Innsmouth

The algorithm can be annoying as you get thrown loads of stuff in your filter bubble that is tangentially linked to something you once looked up by accident. I think mine is still recovering after my youngest daughter got on my laptop and started to look up Teeniepigs (check out the opening credits- it’s pretty bad) as I still get loads of bad CGI animation clips with questionable voice acting in my feed.

Occasionally thought, the algorithm throws you a bone that is so very you and that is what happened this time with Innsmouth.  A classic H.P. Lovecraft tale given a Japanese twist by Chiaki Konaka, the writer who would go on to write the cult classic anime Serial Experiment Lain? Yes please! Where have you been all my life?

I didn't even know this TV movie even existed until it popped up on my feed but diving in blind was blown away by how me it was.

A travel photojournalist, Hirata Takuyoshi, heads to Innsmouth to see if there is a potentially untapped holiday spot in the making for his travel magazine. He discovers a quaint old fishing village which seems to have fallen into state of disrepair. The locals are unfriendly and he struggles to find anything redeeming about the village, until he meets a beautiful widow. They chat and kiss and things are going well but when Hirata discovers his used camera rolls taken and the local police unhelpful maybe the town is working against him. It all comes to a head one night, during the festival of Lord Dagon, when Hirata must escape from the village with his sanity intact.

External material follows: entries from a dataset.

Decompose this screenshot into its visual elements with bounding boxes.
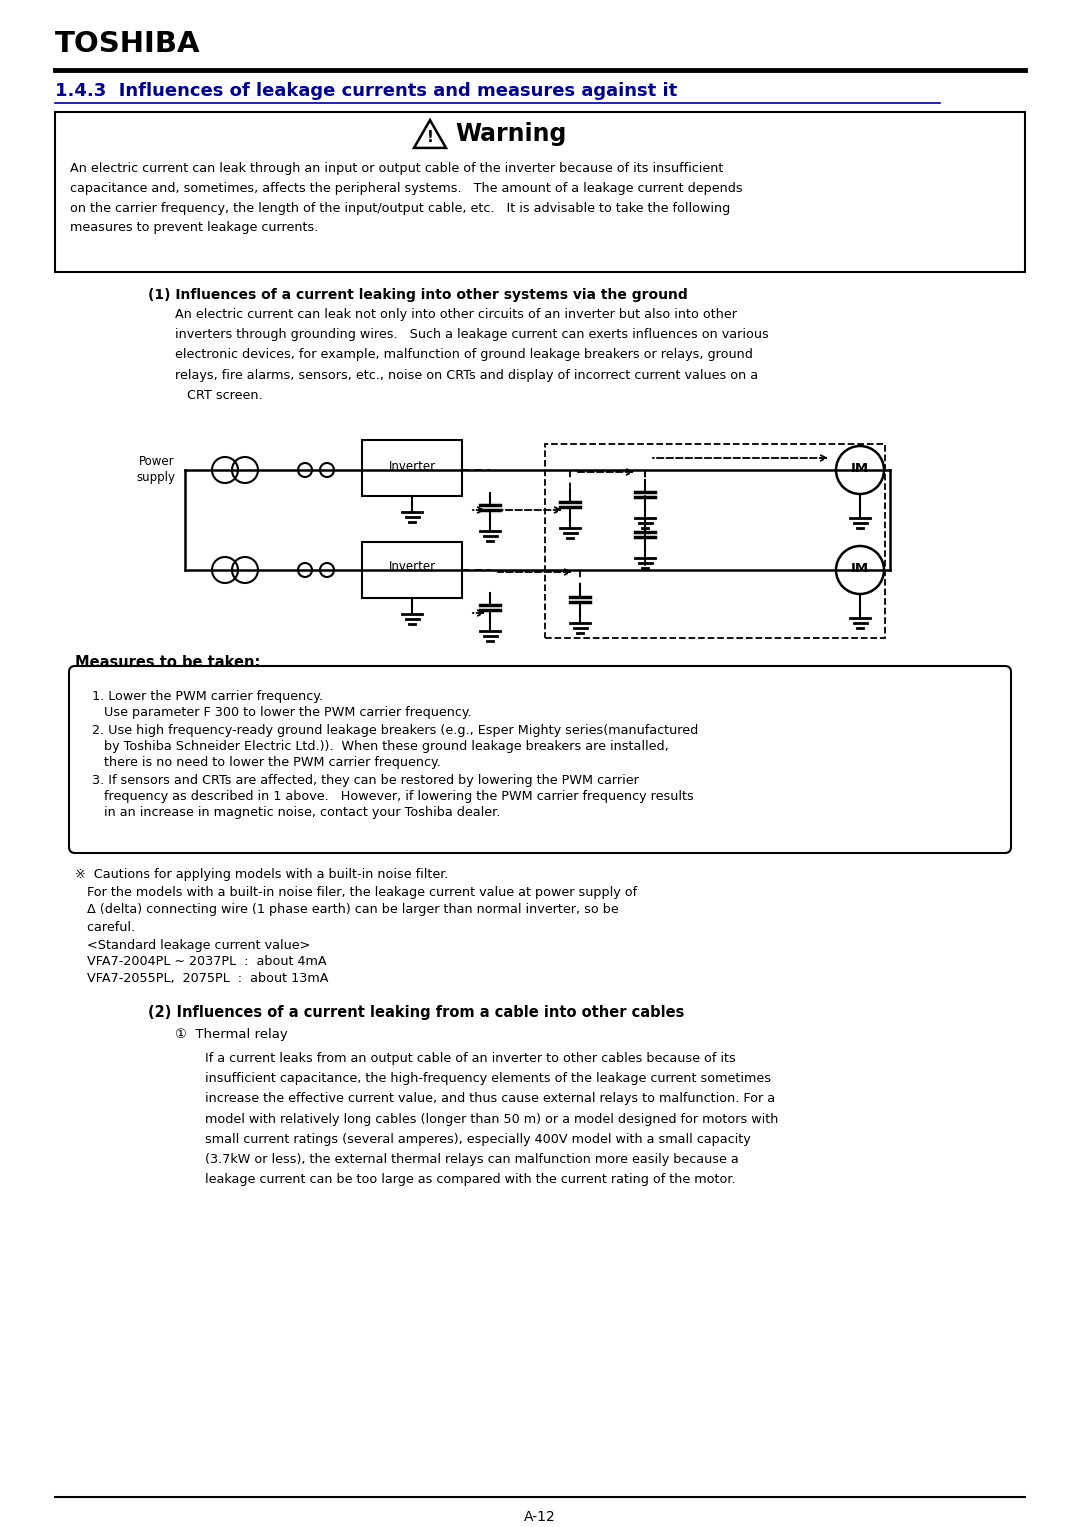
Text: VFA7-2004PL ∼ 2037PL  :  about 4mA: VFA7-2004PL ∼ 2037PL : about 4mA [75,954,326,968]
Circle shape [320,463,334,476]
Text: frequency as described in 1 above.   However, if lowering the PWM carrier freque: frequency as described in 1 above. Howev… [92,789,693,803]
Text: IM: IM [851,562,869,574]
Text: Warning: Warning [455,122,566,147]
FancyBboxPatch shape [69,666,1011,854]
Bar [55,111,1025,272]
Text: by Toshiba Schneider Electric Ltd.)).  When these ground leakage breakers are in: by Toshiba Schneider Electric Ltd.)). Wh… [92,741,669,753]
Text: Power
supply: Power supply [136,455,175,484]
Text: (1) Influences of a current leaking into other systems via the ground: (1) Influences of a current leaking into… [148,289,688,302]
Text: IM: IM [851,461,869,475]
Text: An electric current can leak not only into other circuits of an inverter but als: An electric current can leak not only in… [175,308,769,402]
Circle shape [298,463,312,476]
Text: Measures to be taken:: Measures to be taken: [75,655,260,670]
Text: 3. If sensors and CRTs are affected, they can be restored by lowering the PWM ca: 3. If sensors and CRTs are affected, the… [92,774,639,786]
Text: (2) Influences of a current leaking from a cable into other cables: (2) Influences of a current leaking from… [148,1005,685,1020]
Text: !: ! [427,130,433,145]
Circle shape [298,563,312,577]
Text: there is no need to lower the PWM carrier frequency.: there is no need to lower the PWM carrie… [92,756,441,770]
Text: If a current leaks from an output cable of an inverter to other cables because o: If a current leaks from an output cable … [205,1052,779,1186]
Bar [362,542,462,599]
Text: Inverter: Inverter [389,461,435,473]
Text: Use parameter F 300 to lower the PWM carrier frequency.: Use parameter F 300 to lower the PWM car… [92,705,472,719]
Circle shape [320,563,334,577]
Text: Δ (delta) connecting wire (1 phase earth) can be larger than normal inverter, so: Δ (delta) connecting wire (1 phase earth… [75,902,619,916]
Text: <Standard leakage current value>: <Standard leakage current value> [75,939,310,951]
Text: ①  Thermal relay: ① Thermal relay [175,1028,287,1041]
Text: 1. Lower the PWM carrier frequency.: 1. Lower the PWM carrier frequency. [92,690,323,702]
Bar [545,444,885,638]
Text: An electric current can leak through an input or output cable of the inverter be: An electric current can leak through an … [70,162,743,235]
Bar [362,440,462,496]
Text: 2. Use high frequency-ready ground leakage breakers (e.g., Esper Mighty series(m: 2. Use high frequency-ready ground leaka… [92,724,699,738]
Text: careful.: careful. [75,921,135,935]
Text: Inverter: Inverter [389,560,435,574]
Text: A-12: A-12 [524,1510,556,1524]
Text: 1.4.3  Influences of leakage currents and measures against it: 1.4.3 Influences of leakage currents and… [55,82,677,99]
Text: VFA7-2055PL,  2075PL  :  about 13mA: VFA7-2055PL, 2075PL : about 13mA [75,973,328,985]
Text: ※  Cautions for applying models with a built-in noise filter.: ※ Cautions for applying models with a bu… [75,867,448,881]
Text: TOSHIBA: TOSHIBA [55,31,201,58]
Text: in an increase in magnetic noise, contact your Toshiba dealer.: in an increase in magnetic noise, contac… [92,806,500,818]
Text: For the models with a built-in noise filer, the leakage current value at power s: For the models with a built-in noise fil… [75,886,637,899]
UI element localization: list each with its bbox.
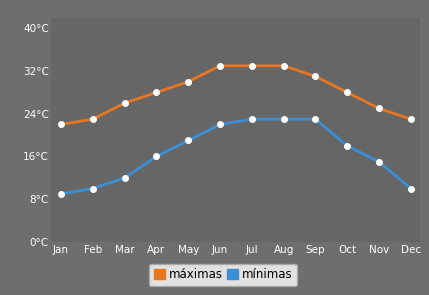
Legend: máximas, mínimas: máximas, mínimas xyxy=(149,264,297,286)
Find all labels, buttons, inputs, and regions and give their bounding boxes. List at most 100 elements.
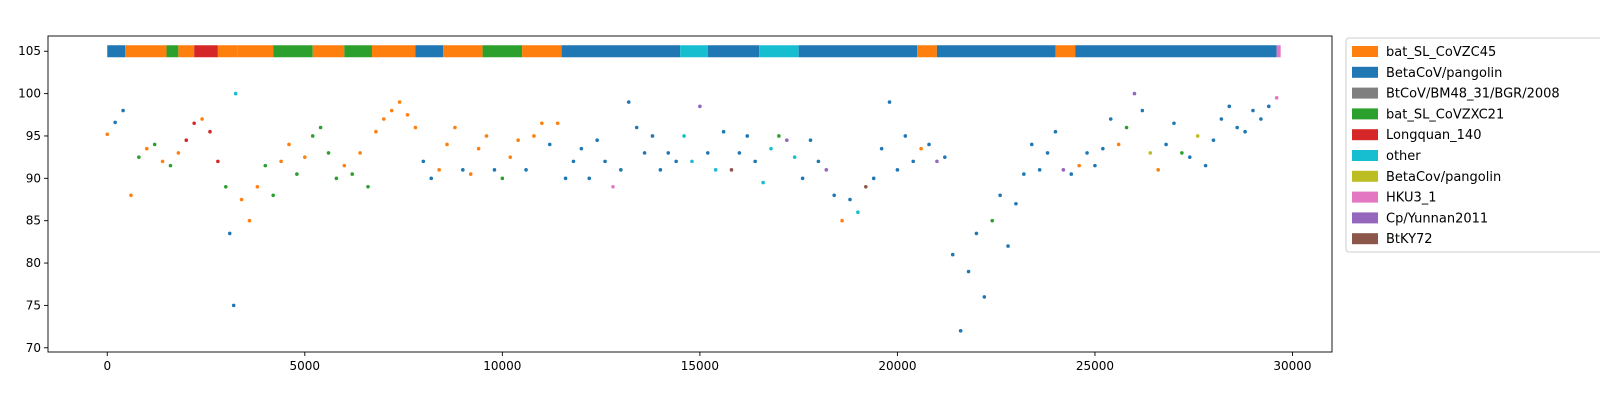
data-point xyxy=(943,155,947,159)
data-point xyxy=(603,159,607,164)
data-point xyxy=(1116,142,1121,147)
data-point xyxy=(871,176,876,181)
data-point xyxy=(279,159,283,164)
y-tick-label: 80 xyxy=(26,256,41,270)
x-tick-label: 10000 xyxy=(483,359,521,373)
data-point xyxy=(903,134,908,138)
data-point xyxy=(1061,168,1066,172)
bar-segment xyxy=(936,45,1056,58)
legend-swatch xyxy=(1352,150,1378,161)
data-point xyxy=(642,151,647,155)
y-tick-label: 105 xyxy=(18,44,41,58)
legend-label: BetaCoV/pangolin xyxy=(1386,66,1502,81)
legend-label: bat_SL_CoVZC45 xyxy=(1386,45,1496,60)
data-point xyxy=(287,142,291,147)
data-point xyxy=(397,100,402,104)
data-point xyxy=(318,125,323,130)
data-point xyxy=(532,134,536,138)
y-tick-label: 85 xyxy=(26,214,41,228)
data-point xyxy=(184,138,189,143)
data-point xyxy=(713,168,718,172)
legend-swatch xyxy=(1352,108,1378,120)
data-point xyxy=(579,146,584,151)
bar-segment xyxy=(1055,45,1076,58)
bar-segment xyxy=(107,45,126,58)
data-point xyxy=(958,329,963,333)
data-point xyxy=(1251,108,1255,113)
data-point xyxy=(508,155,513,159)
data-point xyxy=(626,100,631,104)
data-point xyxy=(753,159,757,164)
data-point xyxy=(792,155,797,159)
data-point xyxy=(1219,117,1224,121)
data-point xyxy=(216,159,220,164)
data-point xyxy=(113,120,117,125)
data-point xyxy=(1243,129,1247,134)
data-point xyxy=(1045,151,1050,155)
data-point xyxy=(1227,104,1232,109)
x-tick-label: 30000 xyxy=(1273,359,1311,373)
data-point xyxy=(1022,172,1026,176)
data-point xyxy=(571,159,576,164)
data-point xyxy=(966,269,971,274)
data-point xyxy=(1132,91,1137,96)
data-point xyxy=(864,184,868,189)
data-point xyxy=(619,168,623,172)
data-point xyxy=(1101,146,1105,151)
data-point xyxy=(1037,168,1042,172)
data-point xyxy=(721,129,726,134)
legend-label: BtKY72 xyxy=(1386,232,1433,247)
data-point xyxy=(1093,163,1097,168)
data-point xyxy=(982,295,987,299)
data-points xyxy=(105,91,1279,333)
data-point xyxy=(927,142,931,147)
data-point xyxy=(405,112,410,117)
data-point xyxy=(160,159,165,164)
data-point xyxy=(816,159,821,164)
data-point xyxy=(247,218,252,223)
data-point xyxy=(1235,125,1239,130)
data-point xyxy=(461,168,465,172)
data-point xyxy=(1187,155,1192,159)
data-point xyxy=(334,176,339,181)
bar-segment xyxy=(273,45,313,58)
legend-label: BtCoV/BM48_31/BGR/2008 xyxy=(1386,87,1560,102)
data-point xyxy=(1259,117,1263,121)
data-point xyxy=(1274,96,1279,100)
bar-segment xyxy=(237,45,274,58)
data-point xyxy=(263,163,268,168)
data-point xyxy=(737,151,742,155)
legend-swatch xyxy=(1352,170,1378,182)
data-point xyxy=(1085,151,1089,155)
legend-swatch xyxy=(1352,191,1378,203)
data-point xyxy=(919,146,923,151)
data-point xyxy=(990,218,995,223)
x-tick-label: 25000 xyxy=(1076,359,1114,373)
legend-label: Longquan_140 xyxy=(1386,128,1481,143)
data-point xyxy=(587,176,592,181)
data-point xyxy=(326,151,331,155)
bar-segment xyxy=(522,45,562,58)
data-point xyxy=(658,168,663,172)
y-tick-label: 70 xyxy=(26,341,41,355)
data-point xyxy=(350,172,355,176)
data-point xyxy=(1077,163,1081,168)
data-point xyxy=(233,91,238,96)
data-point xyxy=(421,159,426,164)
data-point xyxy=(808,138,813,143)
data-point xyxy=(389,108,394,113)
data-point xyxy=(200,117,204,121)
y-tick-label: 95 xyxy=(26,129,41,143)
data-point xyxy=(500,176,505,181)
data-point xyxy=(595,138,599,143)
data-point xyxy=(911,159,916,164)
data-point xyxy=(682,134,686,138)
data-point xyxy=(540,121,544,126)
data-point xyxy=(705,151,710,155)
data-point xyxy=(137,155,141,159)
data-point xyxy=(366,184,370,189)
bar-segment xyxy=(1075,45,1277,58)
x-tick-label: 5000 xyxy=(290,359,321,373)
data-point xyxy=(974,231,979,236)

The setting of Japan seems like a perfect fit for the story as many of the coastal fishing villages have been abandoned by the youth who have headed to the big cities, leaving behind the older generations. A sense of decay pervades the show and adds a feeling of otherworldliness to proceedings as our protagonist explores the port, museum, and local sites.

The music of Zbigniew Preisner, with his title score from The Double Life of Veronique, complements the film as a man struggles for his life against eldritch beings of which he has no knowledge.

For the budget of about a fiver, this hour long made for TV short film is effective and well worth your time.